03/04/2017

Livre : Les pouvoirs déclinants du héros de "Super normal"

 

 

 

Paru en 1977, ce roman de Robert Mayer est considéré par tous les passionnés de comics comme une œuvre culte. Un basculement vers un enrichissement du genre. Alors qu’auparavant les héros étaient sans peur et sans reproches, vivant des aventures linéaires sans relief, ce journaliste newyorkais les a humanisés. L’histoire se déroule alors que les superhéros ont tous disparus. Devenus inutiles. Le plus célèbre d’entre eux est retombé dans l’anonymat sous le nom de David Brinkley. Marié, père de deux petites filles, il a pris du poids, est devenu journaliste rewriter (celui qui reste dans un bureau) et il n’utilise, bien entendu, plus ses pouvoirs. Mais quand une vague d’attaques embrase la ville, il ressort son uniforme. Le roman, en plus d’être particulièrement marrant, ouvre aussi des pistes qui n’étaient pas d’actualité à l’époque comme l’écologie ou la fascination du peuple pour les loosers.
Une pépite qui tombe à point pour comprendre la mode des superhéros qui déferle sur le monde depuis une dizaine d’années.
➤ « Super Normal » de Robert Mayer, Aux forges de Vulcain, 21 €

06/03/2017

Roman : Jean-Marie Rouart explore les désirs de la vieillesse

 


La vieillesse implique-t-elle l’abandon de toute passion ? Cette question est au centre de ce roman de Jean-Marie Rouart de l’Académie française. Pour le narrateur, un riche intellectuel qui dirige une revue d’art, la vieillesse c’est avant tout « Une jeunesse perdue », titre de l’ouvrage.
Il se morfond, constatant que le poids des ans lui enlève fougue et audace lui permettant de conquérir des femmes aux corps doux et parfaits. Aujourd’hui, « quand un miroir se trouvait à portée, je m’observais sans pitié. La flétrissure de mon visage m’affligeait. (…) Cet implacable travail du temps sur mon corps, jamais il ne m’était apparu aussi flagrant que depuis que j’avais besoin qu’il se montrât alerte et séduisant ». Il se croit perdu, incapable de passion. Jusqu’à sa rencontre avec Valentina, une superbe Russe dont il tombe amoureux.
A moins qu’il ne la désire simplement pour une dernière étreinte avec le corps jeune et ferme d’une « femme tempête ».
➤ « Une jeunesse perdue » de Jean-Marie Rouart. Gallimard. 19 € 

07/09/2016

DE CHOSES ET D'AUTRES : Les cernes de la vie

cernes, journalisme, retraite, vieillesse

Ce matin, en sortant de la douche, je prends conscience que j'ai des cernes. De belles et grosses valises définitivement ancrées sous les yeux.

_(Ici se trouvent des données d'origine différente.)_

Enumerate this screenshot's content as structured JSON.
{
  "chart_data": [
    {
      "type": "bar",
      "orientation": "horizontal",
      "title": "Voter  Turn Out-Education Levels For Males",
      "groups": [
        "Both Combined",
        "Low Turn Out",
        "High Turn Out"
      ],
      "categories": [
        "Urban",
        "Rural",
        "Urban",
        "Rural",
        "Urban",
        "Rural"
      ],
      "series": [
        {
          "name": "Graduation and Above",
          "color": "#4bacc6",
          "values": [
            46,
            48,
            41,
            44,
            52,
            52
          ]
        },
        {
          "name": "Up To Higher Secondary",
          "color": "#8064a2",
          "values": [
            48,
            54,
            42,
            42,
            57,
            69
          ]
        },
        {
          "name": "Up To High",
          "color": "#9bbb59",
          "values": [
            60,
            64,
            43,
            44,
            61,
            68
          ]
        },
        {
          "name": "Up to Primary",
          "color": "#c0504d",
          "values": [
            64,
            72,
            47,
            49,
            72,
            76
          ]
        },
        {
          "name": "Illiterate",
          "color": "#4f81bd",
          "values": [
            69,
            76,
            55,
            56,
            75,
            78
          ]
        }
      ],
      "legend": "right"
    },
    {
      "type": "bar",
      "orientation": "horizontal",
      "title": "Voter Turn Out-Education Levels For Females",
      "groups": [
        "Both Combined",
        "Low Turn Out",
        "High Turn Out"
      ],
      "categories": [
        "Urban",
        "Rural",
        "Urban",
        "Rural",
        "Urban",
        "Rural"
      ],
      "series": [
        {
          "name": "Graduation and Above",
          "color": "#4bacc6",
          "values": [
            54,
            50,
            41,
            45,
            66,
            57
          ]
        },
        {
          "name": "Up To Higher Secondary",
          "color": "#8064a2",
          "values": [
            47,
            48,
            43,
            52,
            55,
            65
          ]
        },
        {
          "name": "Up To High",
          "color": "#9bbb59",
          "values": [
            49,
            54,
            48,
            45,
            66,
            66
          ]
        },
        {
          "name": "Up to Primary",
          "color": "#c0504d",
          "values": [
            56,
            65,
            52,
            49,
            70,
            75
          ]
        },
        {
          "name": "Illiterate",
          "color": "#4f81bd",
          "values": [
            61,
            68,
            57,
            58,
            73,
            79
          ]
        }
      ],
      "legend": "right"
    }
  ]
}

Cette constatation me plonge dans le passé. J'ai 20 ans et étudie le journalisme dans une école près de Bordeaux. Le directeur de l'époque, mon maître de mémoire arbore lui aussi des cernes. J'admire ce signe d'intense travail, de lecture et d'écriture de tous les instants. Mon visage, encore poupin, est à mille lieues de ces signes extérieurs d'intellectuel posé. Il est vrai que le directeur en question multiplie les casquettes. Responsable de l'école, il ne s'en occupe que trois jours par semaine, du lundi au mercredi. Le reste du temps il vit à Paris, écrit des scénarios, des romans, signe des enquêtes dans les magazines. Deux vies en une, en somme. Aucune occasion de s'ennuyer, ma hantise. D'autant qu'à Bordeaux la rumeur court qu'il entretient une relation avec une jeune et charmante étudiante de 20 ans sa cadette.

Ces cernes sous les yeux, signature de son statut d'homme hyperactif, ne sont plus un signe recherché de nos jours. La fraîcheur avant tout. Pour s'en persuader, regardez dans votre quotidien préféré les photos des départs à la retraite qui se multiplient dans les pages villages. Je suis frappé par l'apparente jeunesse de ces futurs inactifs. Une vie de labeur certes, mais sans les stigmates.

Je suis encore très loin de la retraite (dans une bonne dizaine d'années, voire plus), mais j'en porte déjà les marques. Et paradoxalement, je m'en réjouis.